Sunday 20 March 2016

Liquidity and central bank policy

These things a twenty first century central banker knows:

The corporate world is gotten more complex since the advent of financial engineering.  The continuous expectation of investors to maximise risk adjusted returns leads to increased chances that the firm might succumb  to the temptation of gearing, with the result that the firm goes out of business.  Not all firms are exposed evenly to this risk - it clusters, and those industries most at risk are those with funding and asset mismatches.  This is almost the definition of the base business model of retail banking sector.  So banks have to set up shop at the foot of the volcano.  That's their job.  And those banks all have to do this, to a greater or lesser extent.

If a central banker want to avoid systemic risks, he tries to put in place measures which address this risk.  Perhaps a demand for higher capital buffers (some of which capital operates a s a liquidity buffer).  But banks respond to these capital requirements by grossing down their balance sheets rather than taking the direct hit to their share price as a result of the likely reduction in equity returns which happens when the regulator asks banks to sit on more capital.  
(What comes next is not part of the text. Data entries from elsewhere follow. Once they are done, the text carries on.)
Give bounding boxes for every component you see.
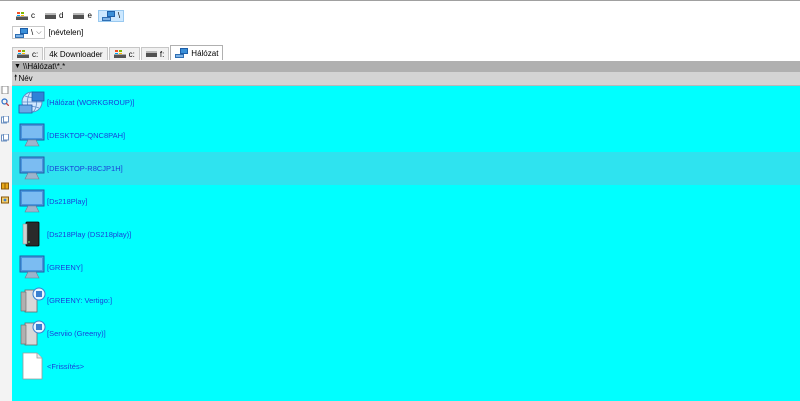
unpack-icon[interactable]	[1, 196, 9, 204]
doc-icon[interactable]	[1, 86, 9, 94]
list-item[interactable]: [DESKTOP-QNC8PAH]	[12, 119, 800, 152]
top-border	[0, 0, 800, 1]
list-item-label: [Hálózat (WORKGROUP)]	[47, 98, 135, 107]
current-path-bar[interactable]: ▼ \\Hálózat\*.*	[12, 61, 800, 72]
network-icon	[101, 11, 115, 21]
network-globe-icon	[18, 88, 46, 116]
column-header-name[interactable]: 🠕 Név	[12, 72, 800, 86]
blank-file-icon	[18, 352, 46, 380]
list-item-label: [DESKTOP-QNC8PAH]	[47, 131, 126, 140]
drive-label: d	[59, 11, 64, 20]
drive-button-e[interactable]: e	[69, 10, 95, 22]
list-item[interactable]: [GREENY]	[12, 251, 800, 284]
list-item[interactable]: <Frissítés>	[12, 350, 800, 383]
drive-dropdown-label: \	[31, 28, 34, 37]
left-toolbar-strip	[0, 86, 12, 401]
tab-label: 4k Downloader	[49, 49, 103, 59]
drive-dropdown[interactable]: \ ⌵	[12, 26, 45, 39]
tab-label: f:	[159, 49, 165, 59]
move-icon[interactable]	[1, 134, 9, 142]
list-item-label: <Frissítés>	[47, 362, 85, 371]
triangle-down-icon: ▼	[14, 63, 21, 70]
list-item-label: [Ds218Play (DS218play)]	[47, 230, 132, 239]
list-item[interactable]: [Hálózat (WORKGROUP)]	[12, 86, 800, 119]
search-icon[interactable]	[1, 98, 9, 106]
drive-button-network[interactable]: \	[97, 10, 125, 22]
drive-icon	[73, 13, 85, 19]
list-item-label: [GREENY]	[47, 263, 83, 272]
list-item-label: [Ds218Play]	[47, 197, 88, 206]
drive-icon	[45, 13, 56, 19]
tab-c-2[interactable]: c:	[108, 47, 140, 60]
current-path: \\Hálózat\*.*	[22, 62, 66, 71]
copy-icon[interactable]	[1, 116, 9, 124]
list-item-label: [DESKTOP-R8CJP1H]	[47, 164, 123, 173]
network-icon	[15, 27, 28, 38]
drive-button-c[interactable]: c	[12, 10, 39, 22]
computer-monitor-icon	[18, 253, 46, 281]
path-row: \ ⌵ [névtelen]	[12, 26, 83, 39]
tab-4k-downloader[interactable]: 4k Downloader	[44, 47, 108, 60]
tab-c[interactable]: c:	[12, 47, 44, 60]
drive-icon	[145, 51, 157, 57]
list-item[interactable]: [Ds218Play (DS218play)]	[12, 218, 800, 251]
chevron-down-icon: ⌵	[36, 28, 42, 36]
volume-name: [névtelen]	[48, 28, 84, 37]
drive-label: c	[31, 11, 35, 20]
drive-button-d[interactable]: d	[41, 10, 67, 22]
network-icon	[175, 48, 189, 58]
tab-network[interactable]: Hálózat	[170, 45, 224, 60]
windows-drive-icon	[16, 12, 28, 20]
windows-drive-icon	[17, 50, 29, 58]
tab-label: Hálózat	[191, 48, 219, 58]
list-item[interactable]: [GREENY: Vertigo:]	[12, 284, 800, 317]
file-list: [Hálózat (WORKGROUP)] [DESKTOP-QNC8PAH] [D…	[12, 86, 800, 401]
column-header-label: Név	[18, 74, 33, 83]
computer-monitor-icon	[18, 154, 46, 182]
computer-monitor-icon	[18, 187, 46, 215]
windows-drive-icon	[113, 50, 126, 58]
media-server-icon	[18, 319, 46, 347]
list-item[interactable]: [Serviio (Greeny)]	[12, 317, 800, 350]
drive-bar: c d e \	[12, 9, 125, 23]
drive-label: \	[117, 11, 121, 20]
computer-monitor-icon	[18, 121, 46, 149]
list-item[interactable]: [DESKTOP-R8CJP1H]	[12, 152, 800, 185]
archive-icon[interactable]	[1, 182, 9, 190]
list-item-label: [Serviio (Greeny)]	[47, 329, 106, 338]
tab-label: c:	[32, 49, 39, 59]
media-server-icon	[18, 286, 46, 314]
sort-arrow-icon: 🠕	[14, 72, 18, 82]
drive-label: e	[87, 11, 92, 20]
tab-f[interactable]: f:	[140, 47, 170, 60]
list-item[interactable]: [Ds218Play]	[12, 185, 800, 218]
nas-server-icon	[18, 220, 46, 248]
list-item-label: [GREENY: Vertigo:]	[47, 296, 113, 305]
tab-label: c:	[128, 49, 135, 59]
folder-tab-bar: c: 4k Downloader c: f: Hálózat	[12, 45, 224, 60]
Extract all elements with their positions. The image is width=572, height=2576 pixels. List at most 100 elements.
In the limit, the banks become not only heavily regulated by government, but the key mechanism for allocating credit (capital) to those parts of the economy that need it becomes a quasi-government function.  Bank returns become largely policy driven and the financial services industry starts to resemble a government department with ludicrously paid employees.  It is not that regulator imposition has unforeseen effects on liquidity of firms and systemic liquidity per so, it is that these banks need to place their business at the foot of the volcano in the first place.  You can't legislate geography away, so to speak.

When firms go bust, they often go through an illiquidity phase on their way to extinction.  This must continue to happen for Schumpeterian reasons, so policy setters need to distinguish when to act and when not to act.  This determines their actions vis-a-vis their role as final liquidity providers - i.e. lenders of last resort.  But if you do this too generously you end up with an economy of zombie corporations - Japan has faced this situation for decades.  And if you don't do it too actively, you enable avoidable contractions and recessions.  The ease with which various central banks pull this trigger largely drives the modern discussion of progressivism versus the Austrian or neo-classical approach in politics. 

Finally, even if central bankers and policy makers decided that they'd run the risk of forcing banks to hold dramatically more capital, as a kind of ground zero solution to the negative consequences of the inherently systemic nature of banking, the industry would migrate increasingly to the shadow banking sector.  This is already happening to some degree - witness the birth of so-called peer to peer lending.